Each DNA molecule synthesized on such a chip, is like a window to a wealth of genetic information, providing a glimpse of the workings of tens of thousands of genes found in the cells of living organisms.

The new technology capitalises on an off-the-shelf Texas Instruments technology used in overhead projection known as Digital Light Processors. At the heart of the technology is an array of 480,000 tiny aluminum mirrors arranged on a computer chip.

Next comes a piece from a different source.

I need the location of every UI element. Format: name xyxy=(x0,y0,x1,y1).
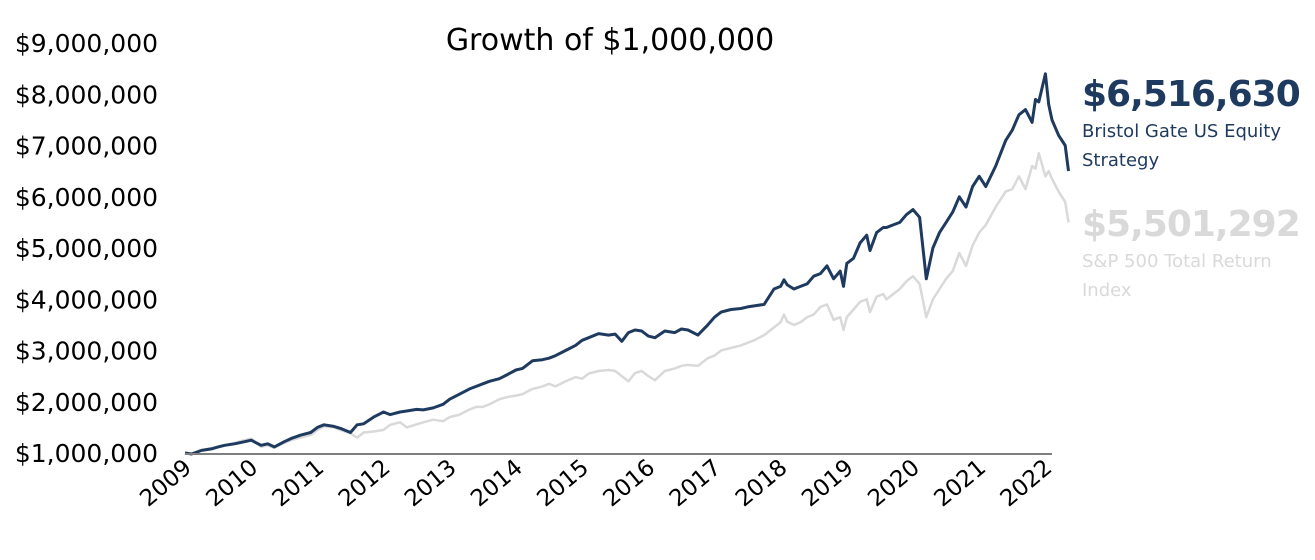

By manipulating the mirrors, the Wisconsin team, found that they could shine light in very specific patterns, eliminating entirely the need for the delicate and expensive masks used in traditional DNA chip technology.

MAS also has the potential to be used to clinically diagnose genetic disease in humans, and so holds great promise for drug discovery schemes, and for the testing of other biological building blocks such as proteins and carbohydrates.